The very title of the report is doubly misleading. The “status” is far from timely, based as it is on statistics six and seven years old. And it is, to my reading, not about “alcohol and health”, would that it were, but more a prohibitionary polemic, which forgets the lessons of America’s ignoble experiment. Count the number of appearances in the foreword of terms such as “harm”, “harmful” and their equivalents, then search in vain for any hint of the health benefits of moderate drinking. The emphatic introduction is almost wholly devoted to the damage alcohol is capable of. After reading it and subsequent sections, I was surprised that drinking is not blamed for hangnails and Whitey Bulger. The remainder of this nearly 3OO-page gnomish document, well padded with unenlightening tables of old statistics, continues in the same vein.

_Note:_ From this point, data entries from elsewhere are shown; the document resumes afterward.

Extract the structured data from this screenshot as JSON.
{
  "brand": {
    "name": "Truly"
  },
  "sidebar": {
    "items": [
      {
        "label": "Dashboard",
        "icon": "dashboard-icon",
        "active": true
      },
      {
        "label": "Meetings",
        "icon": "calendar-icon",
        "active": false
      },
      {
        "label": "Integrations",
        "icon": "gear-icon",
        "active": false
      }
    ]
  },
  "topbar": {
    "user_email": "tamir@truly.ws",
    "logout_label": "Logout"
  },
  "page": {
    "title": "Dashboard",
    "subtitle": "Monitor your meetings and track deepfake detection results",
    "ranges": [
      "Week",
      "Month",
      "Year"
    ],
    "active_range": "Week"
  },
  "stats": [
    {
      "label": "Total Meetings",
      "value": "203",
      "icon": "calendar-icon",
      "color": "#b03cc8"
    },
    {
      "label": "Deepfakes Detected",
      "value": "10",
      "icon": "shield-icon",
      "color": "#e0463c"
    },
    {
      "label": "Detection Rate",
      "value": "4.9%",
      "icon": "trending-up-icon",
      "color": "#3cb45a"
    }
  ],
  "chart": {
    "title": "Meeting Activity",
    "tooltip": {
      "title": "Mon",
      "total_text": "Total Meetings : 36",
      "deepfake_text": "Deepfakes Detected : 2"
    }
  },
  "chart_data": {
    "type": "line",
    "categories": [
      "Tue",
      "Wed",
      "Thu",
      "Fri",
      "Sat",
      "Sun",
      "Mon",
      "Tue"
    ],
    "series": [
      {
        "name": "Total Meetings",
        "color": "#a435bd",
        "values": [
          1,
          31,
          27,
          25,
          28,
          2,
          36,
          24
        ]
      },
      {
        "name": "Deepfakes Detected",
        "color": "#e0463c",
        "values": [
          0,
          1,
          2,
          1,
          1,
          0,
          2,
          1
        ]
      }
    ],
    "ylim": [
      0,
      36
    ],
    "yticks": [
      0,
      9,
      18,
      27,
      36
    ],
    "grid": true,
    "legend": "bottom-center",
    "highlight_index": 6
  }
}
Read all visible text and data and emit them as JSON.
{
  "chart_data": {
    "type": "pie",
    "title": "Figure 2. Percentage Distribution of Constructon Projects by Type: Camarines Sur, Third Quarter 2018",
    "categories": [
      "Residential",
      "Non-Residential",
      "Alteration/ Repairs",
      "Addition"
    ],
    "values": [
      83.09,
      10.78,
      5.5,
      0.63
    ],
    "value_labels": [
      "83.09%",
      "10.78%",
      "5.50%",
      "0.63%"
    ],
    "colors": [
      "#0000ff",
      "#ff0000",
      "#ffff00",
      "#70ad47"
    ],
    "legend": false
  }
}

I suppose the severe slant taken might have been predicted by noting that the report was produced by the Management of Substance Abuse Team in the Department of Mental Health and Substance Abuse of WHO. I am reminded of the proverbial hammer that sees everything as a nail. Although the team’s members are not enumerated, I’m betting none or very few are real doctors (clinicians who take care of people), research scientists or objective epidemiologists – true experts who know both edges of alcohol’s sword.

WHO notes, I suspect approvingly, that nine countries completely ban alcohol: Afghanistan, Brunei Darussalam, Iran, Maldives, Mauritania, Pakistan, Saudi Arabia, Somalia, and Sudan. The WHO team, it seems to me, would like to reduce, eliminate alcohol by any means, fair or taxing. One might guess that the report’s list of references was selected with bias aforethought, for conspicuous by their absence are studies demonstrating the medical rewards of moderate consumption of alcohol, particularly of wine.

The International Scientific Forum on Alcohol Research (ISFAR) is a group of three dozen unpaid professorial physicians and other scientists from across the world, all authorities on alcohol’s effects upon health, beneficial and adverse. The Forum has critiqued the WHO report, much as I have, though with gentler language. [disclosure: I am a member of ISFAR.] To quote the nub of its displeasure: To a large extent, the WHO report disregards the massive amount of scientific data indicating that in all developed countries, moderate consumers of alcohol are at much lower risk of essentially all of the diseases of ageing: coronary heart disease, ischemic stroke, diabetes, dementia, and osteoporosis. And the report does not describe the decrease in total mortality among middle-aged and elderly people associated with moderate alcohol consumption, which has been found consistently in studies throughout the world (bu.edu/alcohol-forum/review/).

In my opinion the WHO report is a waste of funds that would be better used to kill mosquitoes.